Потом я пытаюсь сложить из букв твое имя, Мелисса. Если салфетки заканчиваются, я вывожу имя «Мелисса» на обрывках бесплатных газет, на рекламках, которые раздаются в переходах, на длинных чеках, которые нахожу у мусорки.
С обратной стороны чеки чистые. Рыба семга – 800 грамм. Рис Жасмин – 75 рублей. Крабовые палочки, щупальца каракатицы… И корявая подпись покупателя. Будто это они, каракатицы, писали здесь каракули, выплескивая свои чернила.
Половину из написанных мною имен и текстов я потом не могу разобрать сам, еще часть теряю или раздаю как милостыню торговкам семечками под кульки. Но я совершенствуюсь. Совершенствую свое мастерство каллиграфа.
Главное, каждый день работать. Алистер уверял, что если написать имя в совершенстве, то носитель этого имени обязательно предстанет перед тобой. Предстанет, даже если ему придется для этого восстать из мертвых.
В другой умной книжке было написано про правило десяти тысяч часов. Мол, чтобы стать профессионалом, нужно потратить такое количество времени. Нехитрым способом я посчитал, что это 10 лет работы по 10 часов в день. Но мне нужно быстрее.
Поэтому теперь я заставляю себя каждое утро вставать. Теперь я встаю, как другие, рано поутру и иду в метро. Я хочу быть вместе с другими людьми, я хочу быть такими же, потому что уже люблю их. Не так, как тебя, Мелисса, но все же люблю.
Пусть меня пока не берут на другую работу – кому нужен шалопай-бездельник, не добившийся в жизни толком ничего и нигде? – я все равно буду стараться. Буду пахать за себя и за того парня.

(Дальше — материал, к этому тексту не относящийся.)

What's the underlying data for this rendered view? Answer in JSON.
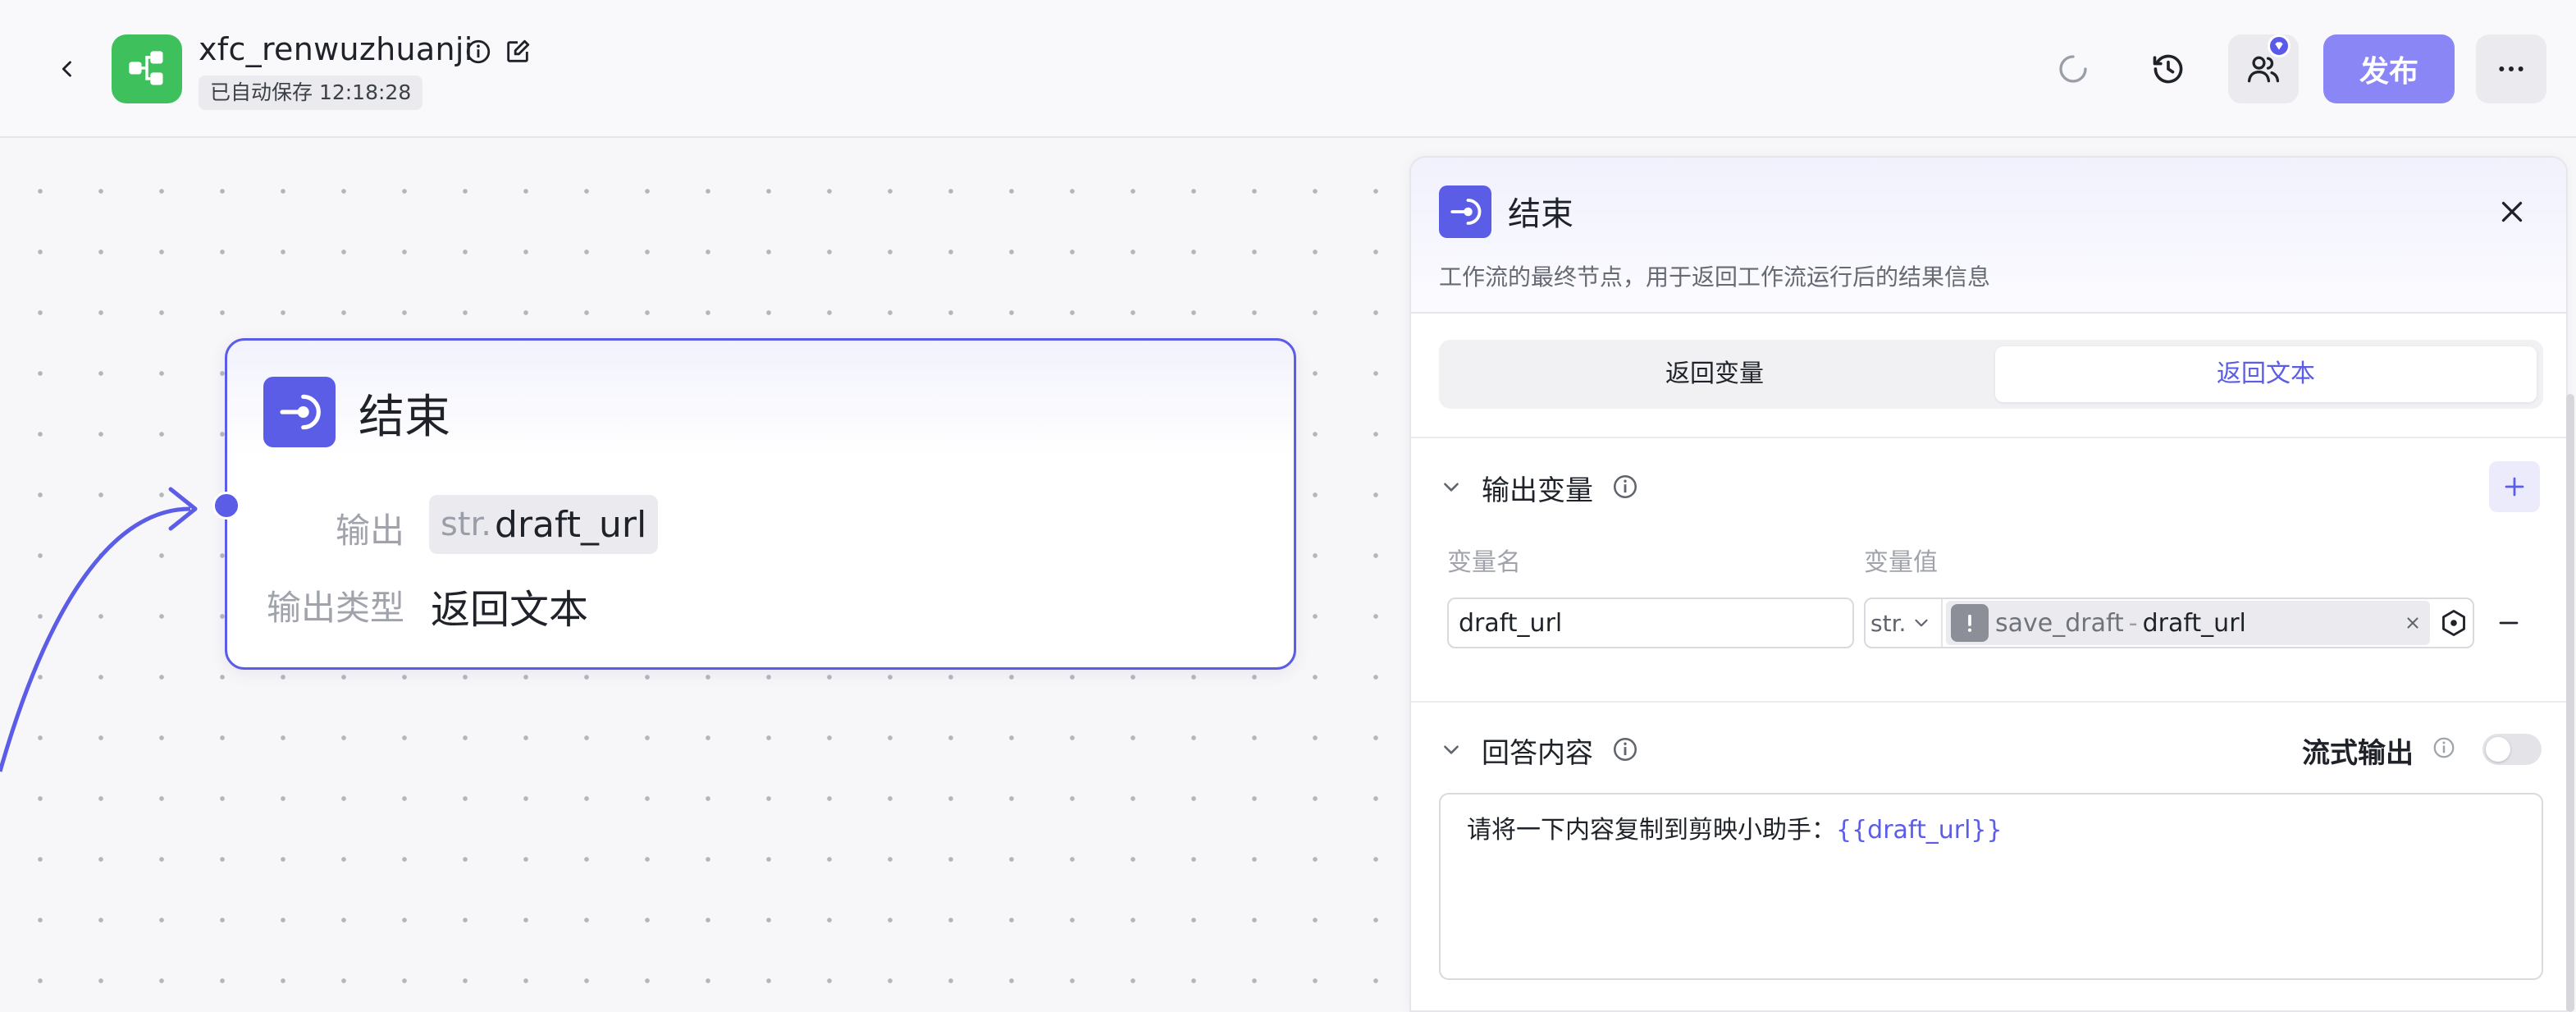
{
  "header": {
    "app_name": "xfc_renwuzhuanji",
    "autosave_text": "已自动保存 12:18:28",
    "publish_label": "发布",
    "brand_color": "#3ec15c",
    "accent_color": "#5b5de6",
    "icons": {
      "back": "chevron-left-icon",
      "app": "workflow-icon",
      "info": "info-icon",
      "edit": "edit-icon",
      "loading": "loading-icon",
      "history": "history-icon",
      "collaborators": "users-icon",
      "more": "more-icon"
    }
  },
  "canvas": {
    "node": {
      "title": "结束",
      "output_label": "输出",
      "output_type_tag": "str.",
      "output_var": "draft_url",
      "output_type_label": "输出类型",
      "output_type_value": "返回文本"
    }
  },
  "panel": {
    "title": "结束",
    "description": "工作流的最终节点，用于返回工作流运行后的结果信息",
    "tabs": [
      {
        "label": "返回变量",
        "active": false
      },
      {
        "label": "返回文本",
        "active": true
      }
    ],
    "output_section": {
      "title": "输出变量",
      "col_name": "变量名",
      "col_value": "变量值",
      "rows": [
        {
          "name": "draft_url",
          "type": "str.",
          "ref_node": "save_draft",
          "ref_separator": "-",
          "ref_var": "draft_url"
        }
      ]
    },
    "answer_section": {
      "title": "回答内容",
      "stream_label": "流式输出",
      "stream_enabled": false,
      "content_prefix": "请将一下内容复制到剪映小助手：",
      "content_var": "{{draft_url}}"
    }
  }
}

Когда мы были вместе, я не старался облегчить ее непростое существование. Я не дорожил ни ее временем, ни ею. Часто после ссор и скандалов я не обращал внимания на ее истерики и слезы, уходил из дома в спортзал. Или бродил по городу до утра, до первых зорь, пока Мелисса либо не забеспокоится, либо не успокоится.

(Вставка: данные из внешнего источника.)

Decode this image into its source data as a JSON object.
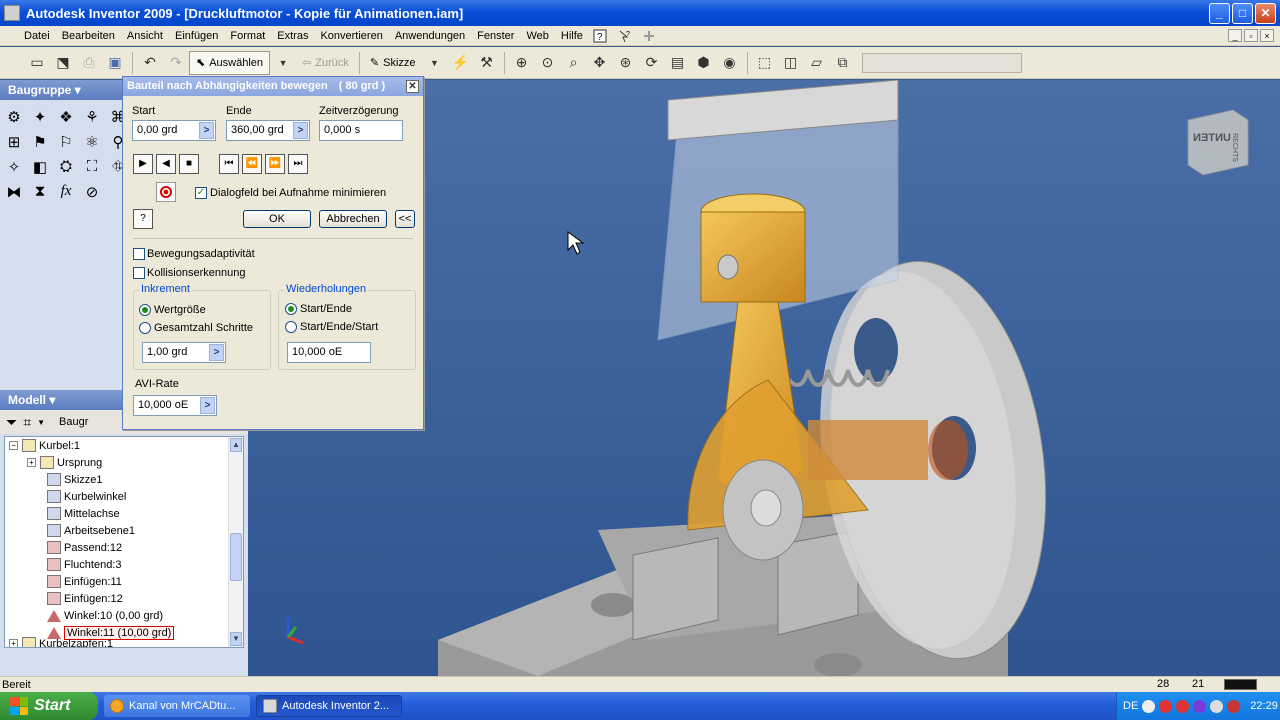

Я не считал нужным работать над собой и зарабатывать достойные деньги. Я почти не работал, точнее, работал чуть-чуть, сначала в ЖЭКе, потом охранником в магазине. Сутки через трое, чтобы в остальное время пытаться дотянуться до нее, чтобы достичь ее уровня, чтобы иметь силы доставать ее после работы…
Думаю, подсознательно она считала меня эксплуататором и нахлебником. Потому что внешне я ничего не делал для нас. Я не интересовался ее жизнью и ее проблемами. Все ее интересы были мне чужды. Но повторяю – это только внешне. Напоказ.
Внутренне я старался дотянуться до Мелиссы. Даже на работе охранником я старался читать книги, которые украдкой брал у нее. Да, я одновременно тянулся к Мелиссе и боялся копировать ее, боялся стать ее тенью-подражателем. Из гордости я боялся показать, как пристально слежу за ней, как сильно от нее завишу и в ней нуждаюсь.